My Dying Diary #4

Since my last entry, I've been enjoying the internet a lot. I want to find out how to do music like some of the sites are doing. Of course, I want to play dirges. Sometimes I would want to play something else, but mostly classical dirges. I'll have to find out which ones I like.

The fishing trip I wrote about last time was fantastic. My friend and I caught about 100 crappie keepers, some up to 2 pounds. My housekeeper loves crappie, and I give her half of what she cleans. My friend just likes the sport, so my freezer is full. There is nothing like breaded and fried crappie. And hush puppies, and okra. I always like the way that word sounds, OKRA.

All fried in the most unhealthy of greases, like who gives a shit, anyway?

Good days, like that day, are still quite painful and tiring. The excitement of catching fish over-rides the pain, though, and it does me good just talking to this particular friend.

He doesn't treat me any different than he ever has. Shitty. He laughs at me when I miss a fish and he brags all of the time about how he catches more and bigger fish than I do. He never does, though. He always asks how I'm doing, and listens real good when I tell him, but that's it. He knows that I'm dying, but he says he's dying too, just probably not so soon, but you never can tell. He's 80 lbs overweight and drinks like a fish, but you'd never know it. The drinking, I mean. You can tell that he's fat from a hundred yards away. Always acts perfectly sober, and never drives when he's been drinking. He walks a lot.

I'm still not getting down to why I'm doing this, and it is getting frustrating. Some days I'm really pissed about having to die and other days it seems OK, even natural. It's living, in my case, that's unnatural.
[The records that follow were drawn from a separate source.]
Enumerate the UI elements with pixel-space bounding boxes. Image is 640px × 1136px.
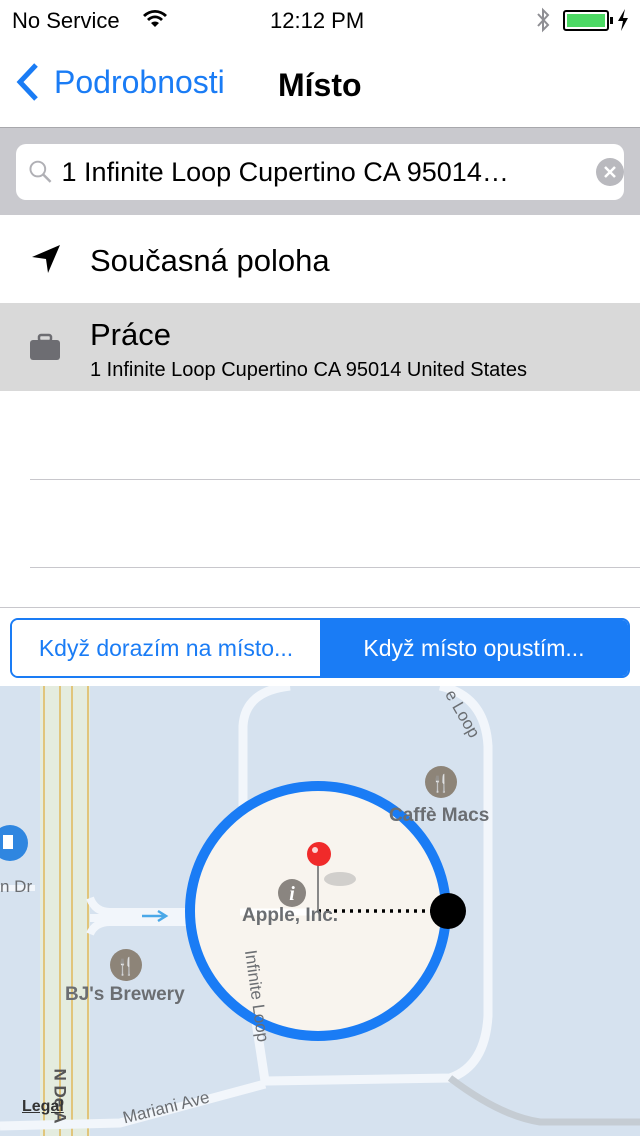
svg-text:🍴: 🍴 [430,773,451,794]
svg-text:🍴: 🍴 [115,956,136,977]
map-label-cafe: Caffè Macs [389,805,490,826]
radius-handle [430,893,466,929]
search-field [16,144,624,200]
list-item-title: Práce [90,317,171,352]
svg-text:i: i [289,883,295,905]
briefcase-icon [30,333,60,360]
chevron-left-icon [16,63,38,101]
list-item-subtitle: 1 Infinite Loop Cupertino CA 95014 Unite… [90,359,527,381]
list-item-title: Současná poloha [90,243,330,278]
search-icon [29,160,52,183]
map-label-dr: n Dr [0,877,33,896]
page-title: Místo [278,67,362,103]
close-icon [604,166,617,178]
search-input[interactable] [61,156,563,188]
segment-leaving[interactable]: Když místo opustím... [320,620,628,676]
bluetooth-icon [537,7,550,33]
list-item-current-location[interactable]: Současná poloha [0,215,640,303]
divider [30,567,640,568]
battery-icon [563,10,609,31]
clock: 12:12 PM [270,8,365,33]
status-bar: No Service 12:12 PM [0,0,640,40]
map-label-apple: Apple, Inc. [242,905,339,926]
trigger-segmented-control: Když dorazím na místo... Když místo opus… [10,618,630,678]
back-label: Podrobnosti [54,63,225,100]
segment-arriving[interactable]: Když dorazím na místo... [12,620,320,676]
list-item-work[interactable]: Práce 1 Infinite Loop Cupertino CA 95014… [0,303,640,391]
map-label-brewery: BJ's Brewery [65,984,185,1005]
navigation-bar: Podrobnosti Místo [0,40,640,128]
divider [0,607,640,608]
divider [30,479,640,480]
back-button[interactable]: Podrobnosti [14,62,225,102]
wifi-icon [143,10,167,27]
carrier: No Service [12,8,120,33]
map-view[interactable]: i 🍴 🍴 Caffè Macs BJ's Brewery Apple, Inc… [0,686,640,1136]
location-arrow-icon [32,245,60,273]
legal-link[interactable]: Legal [22,1098,64,1116]
search-bar [0,128,640,215]
charging-icon [618,9,628,31]
clear-button[interactable] [596,158,624,186]
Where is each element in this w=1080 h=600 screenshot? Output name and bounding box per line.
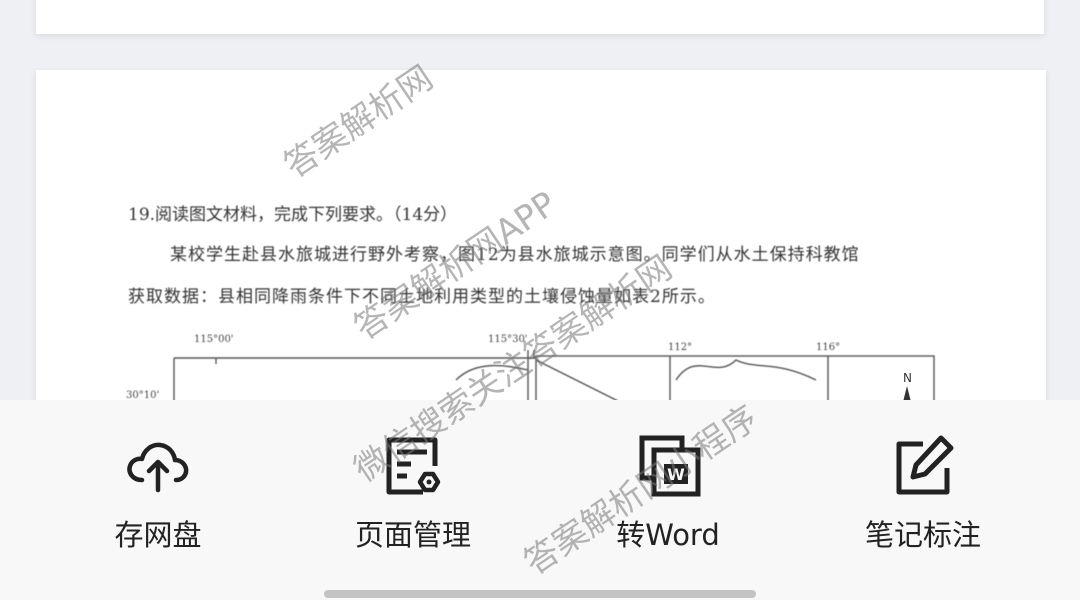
previous-page-card <box>36 0 1044 34</box>
home-indicator[interactable] <box>324 590 756 598</box>
convert-to-word-button[interactable]: W 转Word <box>568 430 768 554</box>
bottom-action-panel: 存网盘 页面管理 W 转Word 笔记标注 <box>0 400 1080 600</box>
question-title: 19.阅读图文材料，完成下列要求。（14分） <box>128 205 458 225</box>
document-page-card[interactable]: 19.阅读图文材料，完成下列要求。（14分） 某校学生赴县水旅城进行野外考察，图… <box>36 70 1046 410</box>
page-settings-icon <box>386 437 441 495</box>
word-convert-icon: W <box>639 435 701 497</box>
cloud-upload-icon <box>127 442 189 493</box>
page-management-button[interactable]: 页面管理 <box>313 430 513 554</box>
svg-text:W: W <box>667 465 685 484</box>
convert-to-word-label: 转Word <box>616 518 720 552</box>
note-annotation-button[interactable]: 笔记标注 <box>823 430 1023 554</box>
question-text-line: 某校学生赴县水旅城进行野外考察，图12为县水旅城示意图。同学们从水土保持科教馆 <box>170 245 860 265</box>
save-to-cloud-label: 存网盘 <box>114 518 202 552</box>
save-to-cloud-button[interactable]: 存网盘 <box>58 430 258 554</box>
edit-note-icon <box>896 435 954 495</box>
page-management-label: 页面管理 <box>354 518 471 552</box>
note-annotation-label: 笔记标注 <box>864 518 981 552</box>
question-text-line: 获取数据：县相同降雨条件下不同土地利用类型的土壤侵蚀量如表2所示。 <box>128 287 716 307</box>
north-label: N <box>903 371 912 385</box>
Without money and modern medicine, I would be dead 6 months.

So everything is extras. A lot of the payment for those extras come in the form of pain, though.

Codeine is getting where it doesn't faze me unless I smoke along with it, then I get an incredible buzz that overrides the pain forever or for a split second, I can't tell which. When I take the codeine and don't smoke, I just get wired and the pain makes me uncomfortable in my skin, like something is wrong but I don't know what it is and the pain is still there but it is like in the background waiting and pretty soon the drug wears off and there it is in the front again.
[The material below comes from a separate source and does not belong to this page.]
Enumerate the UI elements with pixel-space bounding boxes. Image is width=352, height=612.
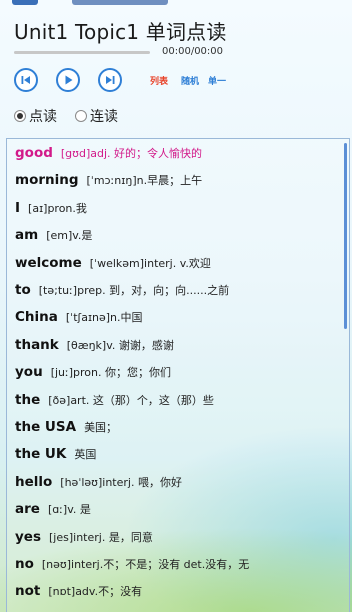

I never could drink booze, but I might start. I've heard that codeine and alcohol is a terrific buzz, too. The times that I tried to drink were disasters in college, and I never tried it again. Why do something that makes you sick and stupid? I'd just rather get stupid with dope, you get no hangover and you mostly remember waht happened.

Xmas is just around the corner, I want it to be over. I'm really antireligious now, and more so the more I think about it. Buncha fucking hippocrates. Presents are stupid too. Giving and getting both.

My health seems to be steady now. The chemo is done, and I feel a lot better knowing I never have to do that again. And it seems to have worked, all that hurts is where my bones were damaged. That's like super-arthritis. That's what I use the codeine for, supposedly. Arthritis only hurts when you move not all of the time like this does. I'm just glad that it's my left arm that hurts and not my right one, I can limit it a lot.

My docs say that it can come back any day. Or it may never come back, 1 in a hundred. Am I lucky? I'll know in a year, but it really takes five years before they can say that you're cancer-free.

Some days I feel really lucky. Like today.